Lord Patten of Barnes, alumnus and Patron of St Benedict’s School in Ealing, presented the Patten Scholarships on November 12th.
Lord Patten attends the Sixth Form Scholars’ Evening each year. Chancellor of Oxford University and a Crossbench member of the House of Lords, Chris Patten was the last British Governor of Hong Kong and a Conservative politician until 2011.
In his address, Lord Patten said: “It is a pleasure and privilege to come to St Benedict’s. St Benedict’s made me. It taught me to read widely, to write a sentence which is free from cliché, and it gave me the wonderful Benedictine ideal of ‘moderation in all things.’ It provided an academic impetus which pushed me out into the world. And it is obviously encouraging these scholars to go out and take the world by the scruff of the neck.”
The evening was attended by parents and St Benedict’s scholars aged 11 upwards. It began with four Patten Scholars in their final year talking about how they had used their awards to develop their academic interests, by attending various university courses. They described how St Benedict’s had encouraged them to read widely, be intellectually curious and open to learning about all manner of things – from marine biology, and astrophysics to music and ancient Greek.
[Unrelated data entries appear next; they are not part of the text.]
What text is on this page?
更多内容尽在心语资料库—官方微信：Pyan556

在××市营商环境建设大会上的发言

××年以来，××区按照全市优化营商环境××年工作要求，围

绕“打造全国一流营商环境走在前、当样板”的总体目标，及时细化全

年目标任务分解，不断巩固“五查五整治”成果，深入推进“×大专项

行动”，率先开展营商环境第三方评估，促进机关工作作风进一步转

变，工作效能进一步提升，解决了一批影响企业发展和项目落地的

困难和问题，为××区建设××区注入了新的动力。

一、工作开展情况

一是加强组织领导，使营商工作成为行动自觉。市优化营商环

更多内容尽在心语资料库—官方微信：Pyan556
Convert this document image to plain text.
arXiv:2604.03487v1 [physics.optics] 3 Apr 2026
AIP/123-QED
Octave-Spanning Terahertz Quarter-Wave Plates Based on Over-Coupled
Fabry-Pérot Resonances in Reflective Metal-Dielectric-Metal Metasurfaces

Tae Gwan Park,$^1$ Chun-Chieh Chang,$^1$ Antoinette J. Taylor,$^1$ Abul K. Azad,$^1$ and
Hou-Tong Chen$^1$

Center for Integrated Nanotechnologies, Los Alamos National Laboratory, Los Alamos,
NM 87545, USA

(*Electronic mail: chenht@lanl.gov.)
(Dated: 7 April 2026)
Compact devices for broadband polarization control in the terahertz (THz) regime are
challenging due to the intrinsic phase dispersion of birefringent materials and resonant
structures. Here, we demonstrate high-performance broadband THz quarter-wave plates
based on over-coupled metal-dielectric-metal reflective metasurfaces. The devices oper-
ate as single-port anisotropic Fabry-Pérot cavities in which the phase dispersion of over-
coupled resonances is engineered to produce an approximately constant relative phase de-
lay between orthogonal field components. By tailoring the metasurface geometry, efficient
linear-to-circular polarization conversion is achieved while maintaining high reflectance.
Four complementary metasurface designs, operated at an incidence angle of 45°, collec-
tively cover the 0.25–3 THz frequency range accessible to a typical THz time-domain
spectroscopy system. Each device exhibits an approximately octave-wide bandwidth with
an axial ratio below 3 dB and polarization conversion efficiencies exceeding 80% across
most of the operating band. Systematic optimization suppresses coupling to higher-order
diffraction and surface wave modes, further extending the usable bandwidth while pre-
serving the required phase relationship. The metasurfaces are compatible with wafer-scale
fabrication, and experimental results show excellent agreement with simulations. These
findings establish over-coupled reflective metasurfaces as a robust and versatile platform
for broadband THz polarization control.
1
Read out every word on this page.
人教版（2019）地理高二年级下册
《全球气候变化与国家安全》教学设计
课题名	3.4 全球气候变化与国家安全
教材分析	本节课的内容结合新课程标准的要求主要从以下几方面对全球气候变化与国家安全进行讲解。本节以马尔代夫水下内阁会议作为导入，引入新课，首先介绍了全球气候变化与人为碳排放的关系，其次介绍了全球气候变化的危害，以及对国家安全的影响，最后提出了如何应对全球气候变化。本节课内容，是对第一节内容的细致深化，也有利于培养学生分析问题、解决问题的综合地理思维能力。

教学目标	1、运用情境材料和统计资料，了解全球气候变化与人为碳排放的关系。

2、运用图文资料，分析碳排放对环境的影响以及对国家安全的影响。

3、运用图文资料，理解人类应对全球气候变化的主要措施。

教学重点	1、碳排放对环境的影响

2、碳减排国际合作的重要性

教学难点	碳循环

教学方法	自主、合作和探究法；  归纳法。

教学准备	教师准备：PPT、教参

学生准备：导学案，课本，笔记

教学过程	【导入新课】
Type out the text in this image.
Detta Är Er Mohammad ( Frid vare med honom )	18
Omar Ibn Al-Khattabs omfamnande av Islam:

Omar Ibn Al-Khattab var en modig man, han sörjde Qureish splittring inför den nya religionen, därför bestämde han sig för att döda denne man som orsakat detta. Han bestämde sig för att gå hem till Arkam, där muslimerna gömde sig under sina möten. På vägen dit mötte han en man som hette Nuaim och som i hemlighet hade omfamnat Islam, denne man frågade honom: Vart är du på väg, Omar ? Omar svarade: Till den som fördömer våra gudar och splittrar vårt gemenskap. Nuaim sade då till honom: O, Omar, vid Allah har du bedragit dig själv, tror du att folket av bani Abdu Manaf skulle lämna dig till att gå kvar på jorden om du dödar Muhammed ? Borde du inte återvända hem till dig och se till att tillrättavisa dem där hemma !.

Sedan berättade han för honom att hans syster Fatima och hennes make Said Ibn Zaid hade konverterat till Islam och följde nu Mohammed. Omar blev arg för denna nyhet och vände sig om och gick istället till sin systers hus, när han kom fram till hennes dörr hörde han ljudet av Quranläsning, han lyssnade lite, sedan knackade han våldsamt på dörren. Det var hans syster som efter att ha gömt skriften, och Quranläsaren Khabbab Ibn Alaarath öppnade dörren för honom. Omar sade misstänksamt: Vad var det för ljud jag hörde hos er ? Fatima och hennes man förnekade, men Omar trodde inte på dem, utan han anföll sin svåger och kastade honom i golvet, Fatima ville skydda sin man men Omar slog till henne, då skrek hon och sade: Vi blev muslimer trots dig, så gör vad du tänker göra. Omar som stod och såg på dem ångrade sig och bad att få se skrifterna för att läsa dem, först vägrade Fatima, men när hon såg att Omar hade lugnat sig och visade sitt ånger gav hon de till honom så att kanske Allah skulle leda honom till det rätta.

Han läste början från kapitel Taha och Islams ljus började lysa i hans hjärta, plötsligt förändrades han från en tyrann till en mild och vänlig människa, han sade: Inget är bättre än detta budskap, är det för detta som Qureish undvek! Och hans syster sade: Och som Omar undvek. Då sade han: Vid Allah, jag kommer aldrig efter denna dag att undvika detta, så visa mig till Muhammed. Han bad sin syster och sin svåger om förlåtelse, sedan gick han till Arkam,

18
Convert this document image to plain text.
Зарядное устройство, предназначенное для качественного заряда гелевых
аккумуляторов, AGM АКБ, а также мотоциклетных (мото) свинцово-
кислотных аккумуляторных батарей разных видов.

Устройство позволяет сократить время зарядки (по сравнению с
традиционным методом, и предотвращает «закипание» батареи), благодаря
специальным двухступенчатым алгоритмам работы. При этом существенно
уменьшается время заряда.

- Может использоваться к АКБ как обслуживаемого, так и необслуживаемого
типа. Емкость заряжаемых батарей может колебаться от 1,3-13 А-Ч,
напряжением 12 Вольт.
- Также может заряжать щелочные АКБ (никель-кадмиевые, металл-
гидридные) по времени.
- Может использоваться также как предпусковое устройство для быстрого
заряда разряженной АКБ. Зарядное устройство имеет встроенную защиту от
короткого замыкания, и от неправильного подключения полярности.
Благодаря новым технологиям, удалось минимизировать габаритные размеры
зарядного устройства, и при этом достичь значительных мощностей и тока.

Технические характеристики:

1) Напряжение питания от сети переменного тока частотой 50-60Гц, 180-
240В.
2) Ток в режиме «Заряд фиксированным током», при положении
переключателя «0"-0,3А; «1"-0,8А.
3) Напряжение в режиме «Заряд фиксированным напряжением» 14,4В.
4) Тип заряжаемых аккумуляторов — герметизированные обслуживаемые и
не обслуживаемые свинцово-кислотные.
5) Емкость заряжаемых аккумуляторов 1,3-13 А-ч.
The new Lower 6th academic scholars were then presented with their awards by Lord Patten, Abbot Martin Shipperlee and the Headmaster, Mr Johnson.
Finally, Lord Patten gave the scholars a high ideal to live up to: the Hellenic virtue of arete, which in the Homeric world meant achieving excellence in all things, and fulfilling one’s full potential. Sir Roger Bannister, he said, had exemplified arete; not only in running the first sub four-minute mile at the age of 25, while practising as a junior doctor, but in making an important contribution to academic medicine over the next forty years in the field of neurology. He urged St Benedict’s scholars to make the most of the wide experience that life has to offer: “University is not the end of the road. Go out and repay your parents, your genes, and St Benedict’s.”